I read this for the most part in broad daylight and I was still really really scared. I’ve never read any Shirley Jackson before, but now I’m anxious to get my hands on more. Firstly, whoever chose this image for the book cover deserves a medal because it completely captures the eerie dappled light and drabness, not to mention the topsy turvy-ness and ominous feeling someone is watching you. Is it the house? Is it something inside? Secondly, it has the best opening lines I’ve read in ages.

I think the book is so scary because Jackson really captures how it feels to be absolutely terrified. The way she writes when something supernatural is happening creates a perfect sense of urgency as the unknown draws ever closer. And afterwards, in the morning, there is a lot of rationalising and nervously making light of it all that further confirms just how scared you were. If I were to re-read this, I’d take a closer look at all the characters again, because there is so much going on psychologically.

Shirley Jackson, you terrified me and I loved it.

Neverwhere

Neverwhere, Neil Gaiman

“Mind the Gap” … Much bleaker than Stardust, this futuristic / apocalyptic / yet still somehow set in the past other world is inhabited by all the lost people who have fallen through gaps and ended up underneath London. Not in the real world, but not dead either, Neverwhere follows a band of misfits on a mission. I’d be just as excited about this book as I was about Stardust if I’d liked any of the characters, but the mythology and various creatures that turned up were just as intriguing.

Neil Gaiman has a very distinctive style which manages to make you feel nostalgic and like an intrepid explorer of the unknown, all at the same time.

Stardust

Stardust, Neil Gaiman

There is nothing I love more than the rare pleasure of finding a new author. Yes, I read a lot of books that I think are brilliant, but collecting authors is much trickier. Neil Gaiman, welcome to my collection! He reminds me of Ray Bradbury in his eloquence and his distant-but-not-so-far-away worlds. Stardust is set shortly before the Victorian era, in a little country town called Wall. But in addition to the ‘real world’ there is another realm of spirits and storms and witches and magic… not the scatterbrained kind, but an earthy, old worldly way: think folklore and mystics rather than fairies. In the town of Wall, Tristran Thorn promises to bring back a fallen star for his true love, and strays into this other world to get it.

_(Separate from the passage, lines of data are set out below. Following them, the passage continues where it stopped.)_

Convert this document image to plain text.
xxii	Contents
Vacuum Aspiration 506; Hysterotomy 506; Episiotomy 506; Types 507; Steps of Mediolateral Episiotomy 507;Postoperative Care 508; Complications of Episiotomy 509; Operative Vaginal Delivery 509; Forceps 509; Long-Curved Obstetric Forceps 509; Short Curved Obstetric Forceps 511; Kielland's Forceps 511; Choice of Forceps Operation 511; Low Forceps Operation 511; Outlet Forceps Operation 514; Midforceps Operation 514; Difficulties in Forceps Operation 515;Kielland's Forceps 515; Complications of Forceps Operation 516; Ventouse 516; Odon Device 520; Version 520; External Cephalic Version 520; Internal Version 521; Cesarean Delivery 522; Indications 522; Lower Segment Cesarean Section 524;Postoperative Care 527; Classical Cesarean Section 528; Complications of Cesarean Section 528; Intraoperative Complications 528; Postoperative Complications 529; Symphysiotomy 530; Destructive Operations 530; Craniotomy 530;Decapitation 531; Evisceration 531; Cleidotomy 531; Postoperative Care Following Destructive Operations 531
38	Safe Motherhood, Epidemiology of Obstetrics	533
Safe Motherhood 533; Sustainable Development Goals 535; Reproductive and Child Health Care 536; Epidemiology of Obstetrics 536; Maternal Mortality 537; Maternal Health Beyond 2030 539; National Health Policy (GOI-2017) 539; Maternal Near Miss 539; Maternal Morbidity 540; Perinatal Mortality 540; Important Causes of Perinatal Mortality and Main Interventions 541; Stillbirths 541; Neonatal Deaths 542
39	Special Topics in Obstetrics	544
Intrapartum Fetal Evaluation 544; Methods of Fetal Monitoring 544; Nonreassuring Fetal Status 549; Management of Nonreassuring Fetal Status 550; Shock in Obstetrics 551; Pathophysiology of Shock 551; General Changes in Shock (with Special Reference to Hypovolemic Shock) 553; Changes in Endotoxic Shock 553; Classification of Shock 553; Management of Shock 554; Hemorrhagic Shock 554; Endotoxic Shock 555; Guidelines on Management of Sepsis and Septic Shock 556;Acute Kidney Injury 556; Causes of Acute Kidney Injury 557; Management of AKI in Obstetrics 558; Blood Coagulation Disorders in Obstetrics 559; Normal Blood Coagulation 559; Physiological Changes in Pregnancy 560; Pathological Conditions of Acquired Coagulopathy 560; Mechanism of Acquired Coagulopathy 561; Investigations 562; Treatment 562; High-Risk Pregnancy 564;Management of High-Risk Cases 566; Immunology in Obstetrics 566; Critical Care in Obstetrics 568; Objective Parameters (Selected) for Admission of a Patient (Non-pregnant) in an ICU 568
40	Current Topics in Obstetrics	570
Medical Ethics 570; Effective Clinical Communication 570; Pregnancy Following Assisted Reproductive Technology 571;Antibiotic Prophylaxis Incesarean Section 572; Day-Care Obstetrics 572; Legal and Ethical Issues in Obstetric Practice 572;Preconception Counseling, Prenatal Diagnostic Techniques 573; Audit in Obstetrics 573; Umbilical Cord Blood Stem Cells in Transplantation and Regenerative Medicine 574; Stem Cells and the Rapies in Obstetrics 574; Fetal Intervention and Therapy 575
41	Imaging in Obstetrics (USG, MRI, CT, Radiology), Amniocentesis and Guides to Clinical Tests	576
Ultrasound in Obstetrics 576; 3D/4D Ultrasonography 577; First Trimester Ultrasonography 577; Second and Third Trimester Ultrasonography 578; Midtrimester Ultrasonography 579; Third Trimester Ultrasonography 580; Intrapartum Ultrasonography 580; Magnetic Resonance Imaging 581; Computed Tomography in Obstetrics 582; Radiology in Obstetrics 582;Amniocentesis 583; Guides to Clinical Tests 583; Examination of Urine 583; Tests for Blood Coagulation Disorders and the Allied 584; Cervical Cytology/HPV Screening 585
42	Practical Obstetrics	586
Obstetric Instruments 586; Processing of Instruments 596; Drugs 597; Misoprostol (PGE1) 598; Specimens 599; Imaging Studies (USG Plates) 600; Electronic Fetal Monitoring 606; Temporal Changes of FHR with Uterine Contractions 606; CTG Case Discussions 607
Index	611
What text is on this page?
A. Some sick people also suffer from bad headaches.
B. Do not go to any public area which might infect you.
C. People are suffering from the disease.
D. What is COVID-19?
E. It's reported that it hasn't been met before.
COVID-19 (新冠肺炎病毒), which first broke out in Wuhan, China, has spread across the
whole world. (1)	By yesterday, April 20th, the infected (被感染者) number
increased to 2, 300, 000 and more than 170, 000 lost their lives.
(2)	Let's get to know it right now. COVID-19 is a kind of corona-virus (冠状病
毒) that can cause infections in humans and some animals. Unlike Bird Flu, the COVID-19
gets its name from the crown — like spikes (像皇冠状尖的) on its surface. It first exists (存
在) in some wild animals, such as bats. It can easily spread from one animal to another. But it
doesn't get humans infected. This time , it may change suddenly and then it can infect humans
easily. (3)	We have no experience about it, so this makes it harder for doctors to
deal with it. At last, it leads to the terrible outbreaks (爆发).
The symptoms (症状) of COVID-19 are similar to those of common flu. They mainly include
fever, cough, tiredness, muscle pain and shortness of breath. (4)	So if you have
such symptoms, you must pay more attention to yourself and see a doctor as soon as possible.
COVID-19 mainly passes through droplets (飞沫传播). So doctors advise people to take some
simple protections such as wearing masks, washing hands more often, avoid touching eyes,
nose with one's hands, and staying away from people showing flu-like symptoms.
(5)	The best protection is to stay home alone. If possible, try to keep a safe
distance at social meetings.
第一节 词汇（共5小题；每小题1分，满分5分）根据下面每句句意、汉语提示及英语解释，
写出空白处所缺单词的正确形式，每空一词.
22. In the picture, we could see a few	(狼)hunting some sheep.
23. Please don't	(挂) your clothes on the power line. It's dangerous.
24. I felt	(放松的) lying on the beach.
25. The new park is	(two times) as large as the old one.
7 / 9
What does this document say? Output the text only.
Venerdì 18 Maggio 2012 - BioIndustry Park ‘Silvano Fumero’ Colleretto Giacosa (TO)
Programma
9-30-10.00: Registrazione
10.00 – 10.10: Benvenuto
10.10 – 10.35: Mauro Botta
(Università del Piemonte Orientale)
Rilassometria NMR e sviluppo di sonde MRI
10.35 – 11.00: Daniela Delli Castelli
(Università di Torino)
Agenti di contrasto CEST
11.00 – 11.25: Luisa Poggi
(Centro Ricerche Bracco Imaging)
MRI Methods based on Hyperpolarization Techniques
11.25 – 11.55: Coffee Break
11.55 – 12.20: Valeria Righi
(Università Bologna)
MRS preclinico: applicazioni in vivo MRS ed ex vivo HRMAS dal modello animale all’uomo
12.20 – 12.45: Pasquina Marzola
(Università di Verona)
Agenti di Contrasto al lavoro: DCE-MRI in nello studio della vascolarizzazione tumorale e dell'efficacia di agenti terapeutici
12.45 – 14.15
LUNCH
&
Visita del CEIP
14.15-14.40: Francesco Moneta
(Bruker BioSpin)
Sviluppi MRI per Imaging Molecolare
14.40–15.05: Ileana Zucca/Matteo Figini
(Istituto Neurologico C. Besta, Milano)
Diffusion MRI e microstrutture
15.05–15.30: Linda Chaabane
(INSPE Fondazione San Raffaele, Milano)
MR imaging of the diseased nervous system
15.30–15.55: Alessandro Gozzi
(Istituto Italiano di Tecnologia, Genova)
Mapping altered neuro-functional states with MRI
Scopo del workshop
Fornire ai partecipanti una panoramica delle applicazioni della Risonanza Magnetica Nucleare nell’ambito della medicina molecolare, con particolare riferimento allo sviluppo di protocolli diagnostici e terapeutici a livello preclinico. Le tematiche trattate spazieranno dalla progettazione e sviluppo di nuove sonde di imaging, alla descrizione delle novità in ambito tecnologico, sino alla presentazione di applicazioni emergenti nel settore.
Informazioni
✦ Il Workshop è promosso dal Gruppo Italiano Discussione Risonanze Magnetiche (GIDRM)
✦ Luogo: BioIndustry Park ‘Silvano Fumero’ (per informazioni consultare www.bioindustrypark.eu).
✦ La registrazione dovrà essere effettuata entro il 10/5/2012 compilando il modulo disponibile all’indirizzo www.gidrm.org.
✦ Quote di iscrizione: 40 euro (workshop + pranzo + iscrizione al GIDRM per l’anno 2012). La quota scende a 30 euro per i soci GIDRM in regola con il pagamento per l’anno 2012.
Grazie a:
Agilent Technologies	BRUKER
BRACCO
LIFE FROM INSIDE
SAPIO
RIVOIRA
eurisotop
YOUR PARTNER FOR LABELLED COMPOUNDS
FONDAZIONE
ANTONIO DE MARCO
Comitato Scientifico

I couldn’t read this quick enough, and I can’t stop smiling when I think about it. Immediately after finishing, I bought another of his books- Neverwhere– which, very unusually for me, I started straight away. A total convert!

Under The Dome

Under The Dome, Stephen King

I confess, I was yet again suckered in by clever marketing of book covers. Which you can enjoy here. My my, how have I gone so long without ever reading a Stephen King novel? Absolutely fantastic! So readable, despite being quite a beast of a book, it reads quickly and easily. There is a huge cast of characters though, so the book needs to be long so you can really get into who is who. In a nutshell (slight pun intended), Under The Dome is about a small town in America which all of a sudden becomes trapped under (can you guess?) a giant, impenetrable dome. Aliens? Government conspiracy? All I will say is that I started thinking one, and then really hoped it was the other. But really, Under The Dome is as much about the psychology of people in tense situations as it is about action.

Reading this, I was reminded of the film The Village. But this is loads better. I’d recommend it, even if you aren’t generally a reader of science fiction. Stephen King, I happily join your legions of devotees. What a ride!

Tea-Time

The Long Dark Tea-Time of the Soul, Douglas Adams

What more is there to say other than Douglas Adams is the funniest, the cleverest and the most quintessentially English writer ever. I love his books. I love his writing. He is utterly brilliant. His books are my childhood.